This election day got off to a promising start for the television stations. In the end, Armin Laschet (CDU) succeeded in Aachen in throwing a correctly folded ballot into the ballot box, turned it inside out. This enabled the verification of his vote by media representatives present. The fact that his wife Susanne did the same was unfortunately no excuse, but only raised further questions about the motive. In any case, the colleagues from the Bild newspaper discovered the elimination of the electoral secrecy first, which saved their afternoon in election reporting: Like all other colleagues, they had to bridge the many hours of broadcasting until the polling stations closed.

Hubert Aiwanger probably also hoped for the media, but in a different way. In the afternoon, the chairman of the Free Voters tweeted a post-election survey by the Elections Research Group with the note: "Please send the last votes to us too." If the Laschet couple's folded paper seemed strange, Aiwanger's tweet was obviously illegal. The Berlin bureaucracy then succeeded in ensuring that the media did not have to be bored until 6 p.m. Various voters got tangled up in the thicket of elections, a referendum and a marathon, which was not really surprising given the well-known efficiency of the Berlin city administration.

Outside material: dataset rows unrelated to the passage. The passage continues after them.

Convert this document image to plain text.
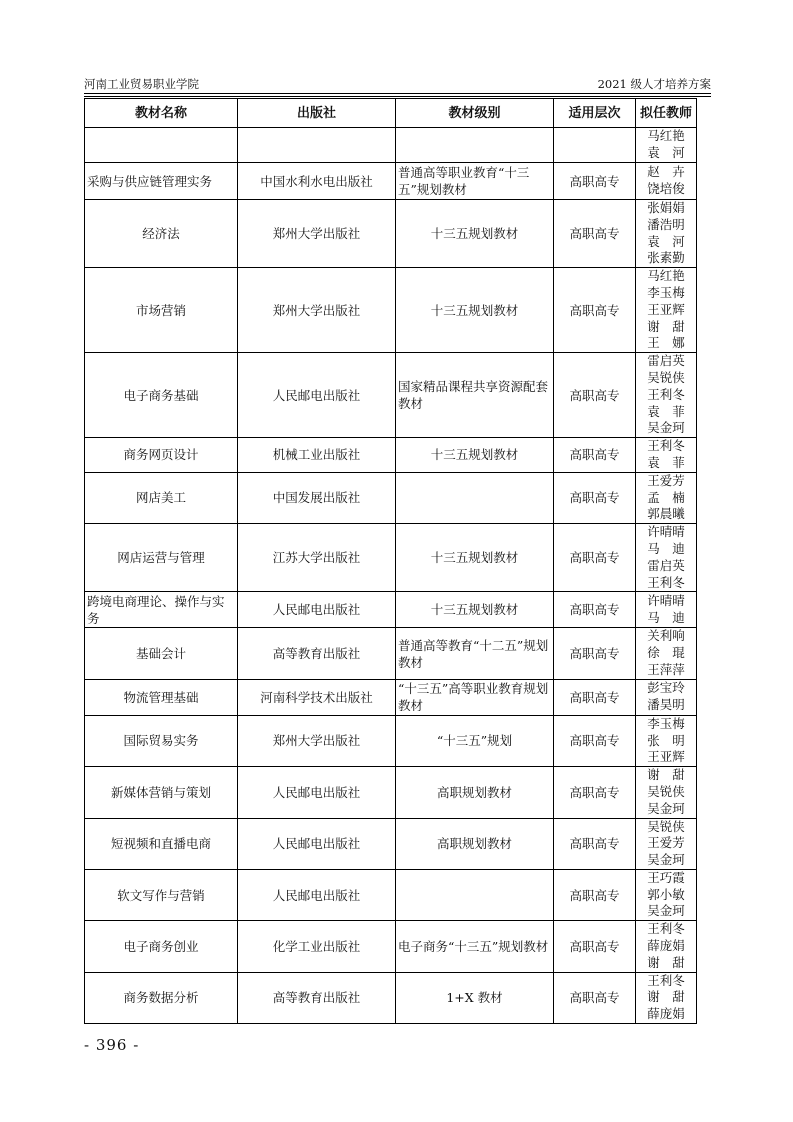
河南工业贸易职业学院	2021 级人才培养方案
教材名称	出版社	教材级别	适用层次	拟任教师
				马红艳
袁　河
采购与供应链管理实务	中国水利水电出版社	普通高等职业教育“十三五”规划教材	高职高专	赵　卉
饶培俊
经济法	郑州大学出版社	十三五规划教材	高职高专	张娟娟
潘浩明
袁　河
张素勤
市场营销	郑州大学出版社	十三五规划教材	高职高专	马红艳
李玉梅
王亚辉
谢　甜
王　娜
电子商务基础	人民邮电出版社	国家精品课程共享资源配套教材	高职高专	雷启英
吴锐侠
王利冬
袁　菲
吴金珂
商务网页设计	机械工业出版社	十三五规划教材	高职高专	王利冬
袁　菲
网店美工	中国发展出版社		高职高专	王爱芳
孟　楠
郭晨曦
网店运营与管理	江苏大学出版社	十三五规划教材	高职高专	许晴晴
马　迪
雷启英
王利冬
跨境电商理论、操作与实务	人民邮电出版社	十三五规划教材	高职高专	许晴晴
马　迪
基础会计	高等教育出版社	普通高等教育“十二五”规划教材	高职高专	关利响
徐　琨
王萍萍
物流管理基础	河南科学技术出版社	“十三五”高等职业教育规划教材	高职高专	彭宝玲
潘昊明
国际贸易实务	郑州大学出版社	“十三五”规划	高职高专	李玉梅
张　明
王亚辉
新媒体营销与策划	人民邮电出版社	高职规划教材	高职高专	谢　甜
吴锐侠
吴金珂
短视频和直播电商	人民邮电出版社	高职规划教材	高职高专	吴锐侠
王爱芳
吴金珂
软文写作与营销	人民邮电出版社		高职高专	王巧霞
郭小敏
吴金珂
电子商务创业	化学工业出版社	电子商务“十三五”规划教材	高职高专	王利冬
薛庞娟
谢　甜
商务数据分析	高等教育出版社	1+X 教材	高职高专	王利冬
谢　甜
薛庞娟
- 396 -
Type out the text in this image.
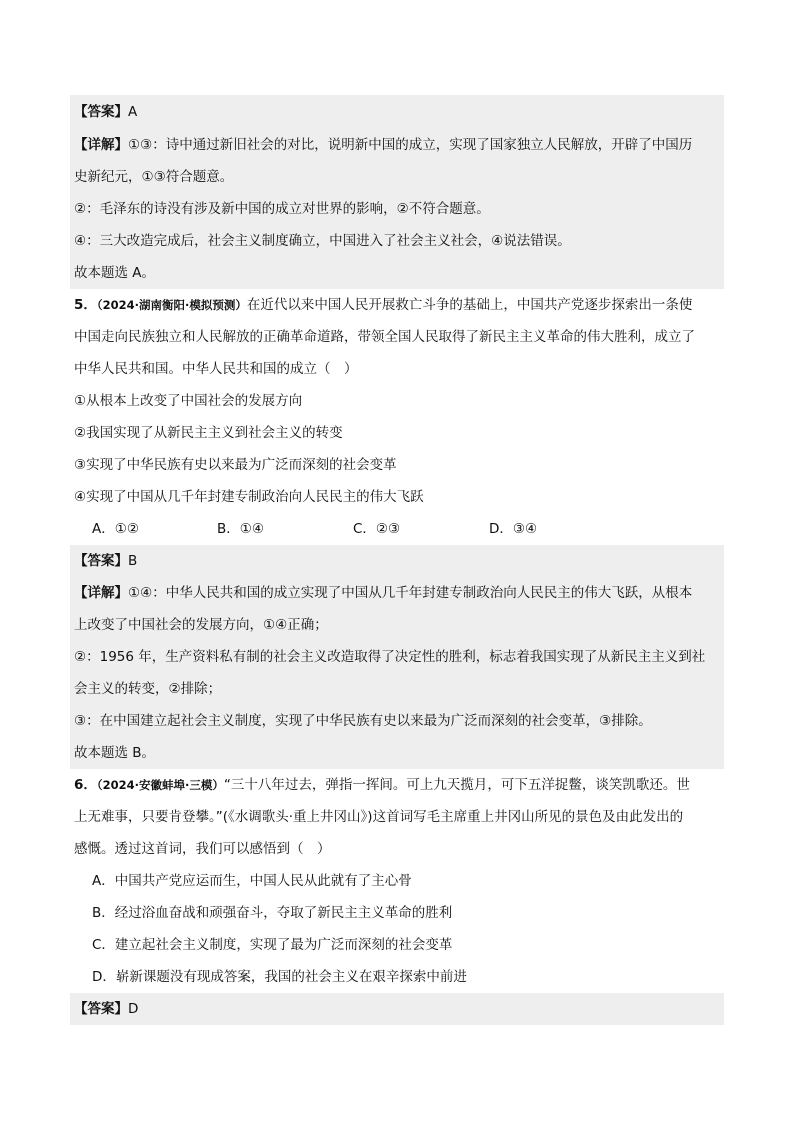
【答案】A
【详解】①③：诗中通过新旧社会的对比，说明新中国的成立，实现了国家独立人民解放，开辟了中国历
史新纪元，①③符合题意。
②：毛泽东的诗没有涉及新中国的成立对世界的影响，②不符合题意。
④：三大改造完成后，社会主义制度确立，中国进入了社会主义社会，④说法错误。
故本题选 A。
5．（2024·湖南衡阳·模拟预测）在近代以来中国人民开展救亡斗争的基础上，中国共产党逐步探索出一条使
中国走向民族独立和人民解放的正确革命道路，带领全国人民取得了新民主主义革命的伟大胜利，成立了
中华人民共和国。中华人民共和国的成立（　）
①从根本上改变了中国社会的发展方向
②我国实现了从新民主主义到社会主义的转变
③实现了中华民族有史以来最为广泛而深刻的社会变革
④实现了中国从几千年封建专制政治向人民民主的伟大飞跃
A．①②	B．①④	C．②③	D．③④
【答案】B
【详解】①④：中华人民共和国的成立实现了中国从几千年封建专制政治向人民民主的伟大飞跃，从根本
上改变了中国社会的发展方向，①④正确；
②：1956 年，生产资料私有制的社会主义改造取得了决定性的胜利，标志着我国实现了从新民主主义到社
会主义的转变，②排除；
③：在中国建立起社会主义制度，实现了中华民族有史以来最为广泛而深刻的社会变革，③排除。
故本题选 B。
6．（2024·安徽蚌埠·三模）“三十八年过去，弹指一挥间。可上九天揽月，可下五洋捉鳖，谈笑凯歌还。世
上无难事，只要肯登攀。”(《水调歌头·重上井冈山》)这首词写毛主席重上井冈山所见的景色及由此发出的
感慨。透过这首词，我们可以感悟到（　）
A．中国共产党应运而生，中国人民从此就有了主心骨
B．经过浴血奋战和顽强奋斗，夺取了新民主主义革命的胜利
C．建立起社会主义制度，实现了最为广泛而深刻的社会变革
D．崭新课题没有现成答案，我国的社会主义在艰辛探索中前进
【答案】D
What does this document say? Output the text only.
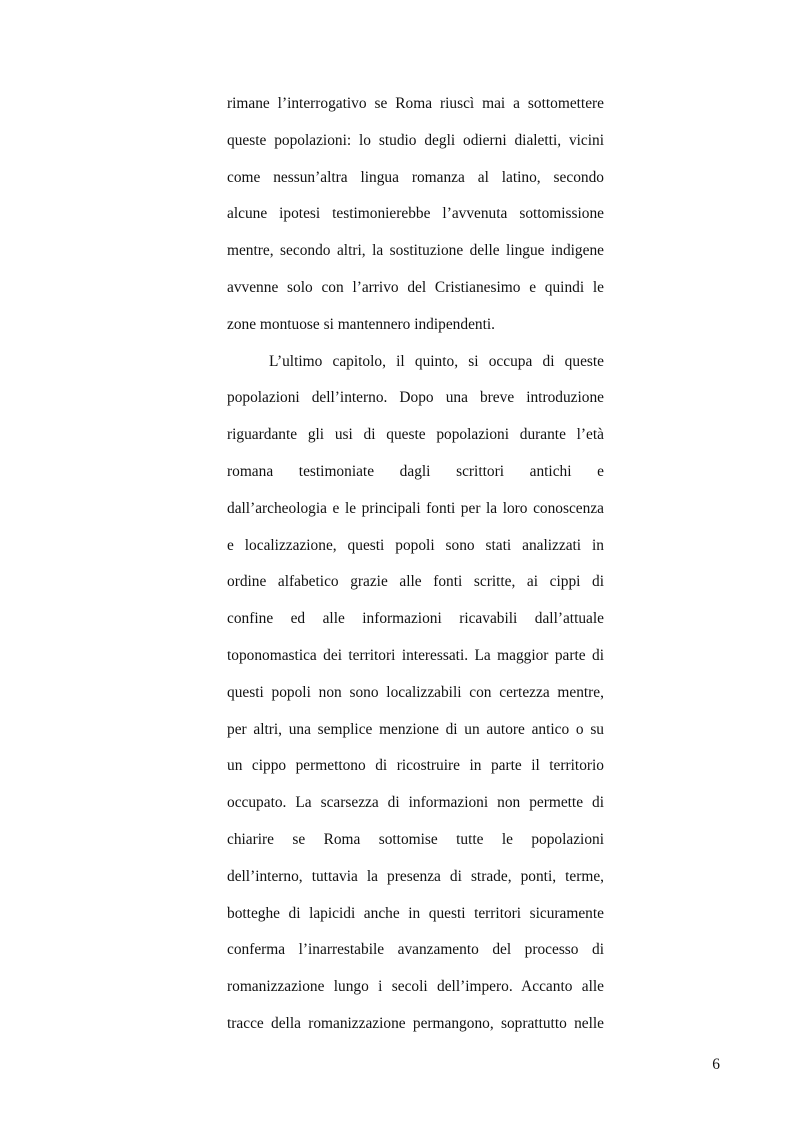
rimane l’interrogativo se Roma riuscì mai a sottomettere
queste popolazioni: lo studio degli odierni dialetti, vicini
come nessun’altra lingua romanza al latino, secondo
alcune ipotesi testimonierebbe l’avvenuta sottomissione
mentre, secondo altri, la sostituzione delle lingue indigene
avvenne solo con l’arrivo del Cristianesimo e quindi le
zone montuose si mantennero indipendenti.
L’ultimo capitolo, il quinto, si occupa di queste
popolazioni dell’interno. Dopo una breve introduzione
riguardante gli usi di queste popolazioni durante l’età
romana testimoniate dagli scrittori antichi e
dall’archeologia e le principali fonti per la loro conoscenza
e localizzazione, questi popoli sono stati analizzati in
ordine alfabetico grazie alle fonti scritte, ai cippi di
confine ed alle informazioni ricavabili dall’attuale
toponomastica dei territori interessati. La maggior parte di
questi popoli non sono localizzabili con certezza mentre,
per altri, una semplice menzione di un autore antico o su
un cippo permettono di ricostruire in parte il territorio
occupato. La scarsezza di informazioni non permette di
chiarire se Roma sottomise tutte le popolazioni
dell’interno, tuttavia la presenza di strade, ponti, terme,
botteghe di lapicidi anche in questi territori sicuramente
conferma l’inarrestabile avanzamento del processo di
romanizzazione lungo i secoli dell’impero. Accanto alle
tracce della romanizzazione permangono, soprattutto nelle
6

The journalists had something to do, while voters outside Berlin probably took advantage of the fine weather for a trip after going to the polling station.

The frequently expressed hope of a higher voter turnout should not be confirmed.

It remained at the level of the 2017 federal election.

Surveys were correct

The time had finally come: the polling stations closed, except of course in Berlin. The prognosis based on the post-election surveys largely confirmed the poll of the polls, which one should at least mention. After all, they tend to be scolded if they are wrong. The influence of automated social media bots, supposedly omnipotent PR agencies from London, the Russians and Chinese or fake news on the election results played no role. Forget everything, even with the otherwise busy fact finders. Rather, the media were preoccupied with the parties' statements about the upcoming election result.

Only the SPD could be really satisfied, at least at the beginning of this long evening. Finally, as a junior partner in a grand coalition, it became the strongest parliamentary group and, with Olaf Scholz, had the only strong candidate for chancellor to offer. In a post-election survey, 48 percent of the SPD voters stated that without his candidacy they would not have voted for the Social Democrats. Other parties had to make more effort to give their results a glimmer of hope. Alice Weidel considered the AfD's result to be better than four years ago, despite the loss of votes due to so-called “special factors”. Markus Söder (CSU), once dubbed the “Chancellor candidate of the hearts”, called the “successful catch-up” of the past few days in order to gain something positive from the loss of almost nine percent of the votes.

Again journalism instead of activism?

One was interested in "the election campaign no longer", namely Robert Habeck (Greens).

That was understandable in the election result: after all, a desolate candidate for chancellor, in connection with a grotesque exacerbation of the climate issue, had turned a historically uniquely good starting position into a disaster.

There is no other way of calling it when the Greens file leadership claims with a candidate for chancellor, in order to land ten points behind the competition in the end.

It is to be assumed that it was not due to the lack of support in many traditional media for the candidate “from international law”.

As of today, their influence on the opinion-forming of voters is to be regarded as a negligible factor.

So now they could try journalism again instead of activism.